Homelab Bootstrap & Utility Scripts
This directory contains the unified day0 onboarding infrastructure and operational utility scripts for homelab hardware provisioning.
🚀 Quick Start
New Hardware Onboarding (Recommended):
# Auto-detect hardware type and configure
./bootstrap.sh
# Preview changes without applying
./bootstrap.sh --dry-run
# Force specific hardware type
./bootstrap.sh --hardware-type proxmox --target-ip 10.0.0.201
Health Check on Existing Nodes:
# Run comprehensive validation
./validate-node.sh
# JSON output for monitoring
./validate-node.sh --json
📁 Directory Structure
scripts/
├── bootstrap.sh # ⭐ Unified day0 onboarding (NEW)
├── validate-node.sh # ⭐ Standalone health check tool (NEW)
├── lib/ # ⭐ Modular libraries (NEW)
│ ├── detection.sh # OS/hardware auto-detection
│ ├── network.sh # Network configuration & validation
│ ├── validation.sh # Comprehensive health checks
│ ├── fingerprint.sh # Hardware inventory collection
│ └── proxmox.sh # Proxmox VE post-install (comprehensive)

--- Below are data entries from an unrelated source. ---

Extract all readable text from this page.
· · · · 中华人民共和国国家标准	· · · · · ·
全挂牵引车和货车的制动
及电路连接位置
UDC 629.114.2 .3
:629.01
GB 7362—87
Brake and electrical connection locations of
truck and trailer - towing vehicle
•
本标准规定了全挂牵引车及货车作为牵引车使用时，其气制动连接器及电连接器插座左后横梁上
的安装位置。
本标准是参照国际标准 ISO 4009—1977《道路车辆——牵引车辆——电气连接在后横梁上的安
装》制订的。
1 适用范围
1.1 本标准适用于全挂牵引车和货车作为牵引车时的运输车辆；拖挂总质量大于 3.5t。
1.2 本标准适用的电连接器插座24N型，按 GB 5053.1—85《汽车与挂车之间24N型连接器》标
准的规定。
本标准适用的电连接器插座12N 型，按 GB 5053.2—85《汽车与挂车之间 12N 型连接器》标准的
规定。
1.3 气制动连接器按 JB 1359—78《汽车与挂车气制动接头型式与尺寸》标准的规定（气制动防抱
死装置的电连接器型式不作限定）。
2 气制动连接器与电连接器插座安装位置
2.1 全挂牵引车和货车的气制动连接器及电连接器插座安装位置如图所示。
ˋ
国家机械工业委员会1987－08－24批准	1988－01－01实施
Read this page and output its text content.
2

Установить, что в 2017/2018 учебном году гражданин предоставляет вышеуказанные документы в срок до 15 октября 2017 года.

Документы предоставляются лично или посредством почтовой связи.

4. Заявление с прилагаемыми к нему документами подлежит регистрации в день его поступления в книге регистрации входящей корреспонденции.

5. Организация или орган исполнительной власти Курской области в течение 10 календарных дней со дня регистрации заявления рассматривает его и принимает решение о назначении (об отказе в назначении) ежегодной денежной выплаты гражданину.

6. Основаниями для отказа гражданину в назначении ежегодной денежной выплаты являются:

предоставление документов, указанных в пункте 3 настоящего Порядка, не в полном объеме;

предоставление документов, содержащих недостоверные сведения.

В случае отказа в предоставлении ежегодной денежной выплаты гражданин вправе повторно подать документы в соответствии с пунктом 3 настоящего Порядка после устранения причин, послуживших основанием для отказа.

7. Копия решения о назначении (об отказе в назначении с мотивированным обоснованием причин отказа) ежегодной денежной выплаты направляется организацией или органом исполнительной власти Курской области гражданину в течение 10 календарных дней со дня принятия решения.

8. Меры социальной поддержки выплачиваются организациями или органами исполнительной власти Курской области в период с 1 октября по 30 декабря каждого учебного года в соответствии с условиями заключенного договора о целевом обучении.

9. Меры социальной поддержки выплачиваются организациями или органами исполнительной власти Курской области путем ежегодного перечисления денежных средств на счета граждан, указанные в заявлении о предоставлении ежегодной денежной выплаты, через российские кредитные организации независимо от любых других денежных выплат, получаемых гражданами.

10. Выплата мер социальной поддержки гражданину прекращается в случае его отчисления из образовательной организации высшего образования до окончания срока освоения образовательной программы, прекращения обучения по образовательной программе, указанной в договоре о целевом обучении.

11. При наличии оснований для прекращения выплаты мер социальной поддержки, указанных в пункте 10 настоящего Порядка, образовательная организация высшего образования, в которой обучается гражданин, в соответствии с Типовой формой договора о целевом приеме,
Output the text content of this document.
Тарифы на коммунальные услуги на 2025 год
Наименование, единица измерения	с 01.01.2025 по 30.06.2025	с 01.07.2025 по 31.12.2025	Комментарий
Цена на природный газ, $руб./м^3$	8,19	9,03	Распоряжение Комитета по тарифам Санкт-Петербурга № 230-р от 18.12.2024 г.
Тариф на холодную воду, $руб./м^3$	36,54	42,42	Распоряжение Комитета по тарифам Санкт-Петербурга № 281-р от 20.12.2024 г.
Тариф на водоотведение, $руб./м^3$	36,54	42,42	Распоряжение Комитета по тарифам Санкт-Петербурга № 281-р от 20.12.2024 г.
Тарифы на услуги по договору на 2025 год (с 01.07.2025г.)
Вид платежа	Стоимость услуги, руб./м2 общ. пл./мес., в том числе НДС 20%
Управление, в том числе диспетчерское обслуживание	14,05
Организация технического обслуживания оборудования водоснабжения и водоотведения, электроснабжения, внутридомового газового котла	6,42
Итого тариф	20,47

├── day0bootstrap.sh # 🔻 DEPRECATED - use bootstrap.sh
├── pi_init.sh # 🔻 DEPRECATED - use bootstrap.sh
├── onboarding.sh # 🔻 DEPRECATED - use bootstrap.sh
└── README.md # This file
🛠️ Core Tools
bootstrap.sh — Unified Day0 Onboarding
Purpose: Intelligent initialization for all homelab hardware types. Auto-detects OS, hardware, and applies appropriate configuration.
Replaces: day0bootstrap.sh, pi_init.sh, onboarding.sh
Features:
- ✅ Auto-detection (Proxmox, Docker VM, Raspberry Pi, physical servers, AI workstations)
- ✅ Static IP configuration via netplan
- ✅ Docker & Ansible installation (with Debian Trixie compatibility)
- ✅ SSH key generation (ED25519 preferred, RSA fallback)
- ✅ Comprehensive validation suite
- ✅ Hardware fingerprinting with YAML/JSON output
- ✅ Ansible inventory auto-discovery
Usage:
./bootstrap.sh [OPTIONS]
Options:
--help Show detailed help
--dry-run Preview actions without changes
--hardware-type TYPE Override auto-detection
(proxmox|docker-vm|pi|physical-docker|ai-workstation)
--skip-network Skip network configuration
--skip-validation Skip post-bootstrap validation
--output-json Generate JSON output instead of YAML
--target-ip IP Set static IP address (default: auto-assigned)
--gateway IP Set gateway IP (default: 10.0.0.1)
--dns IP Set DNS server (default: 10.0.0.2)
Examples:
# Auto-detect and configure with defaults
./bootstrap.sh
# Preview what would be done (safe to run)
./bootstrap.sh --dry-run
# Force Proxmox mode with custom IP
./bootstrap.sh --hardware-type proxmox --target-ip 10.0.0.201
# Skip network config (already configured manually)
./bootstrap.sh --skip-network
# Generate JSON for monitoring integration
./bootstrap.sh --output-json
Output Files:
../ansible/archive/outputs/hardware-facts-{hostname}-{timestamp}.yml../ansible/archive/outputs/bootstrap-validation-{hostname}-{timestamp}.log../ansible/archive/inventory/discovered-hosts.yml(auto-discovery)
Workflow:
- Detection → Identify OS, hardware type, CPU, GPU
- Network Config → Apply static IP via netplan (SSH will disconnect)
- Package Install → Docker, Ansible, proxmoxer (as needed)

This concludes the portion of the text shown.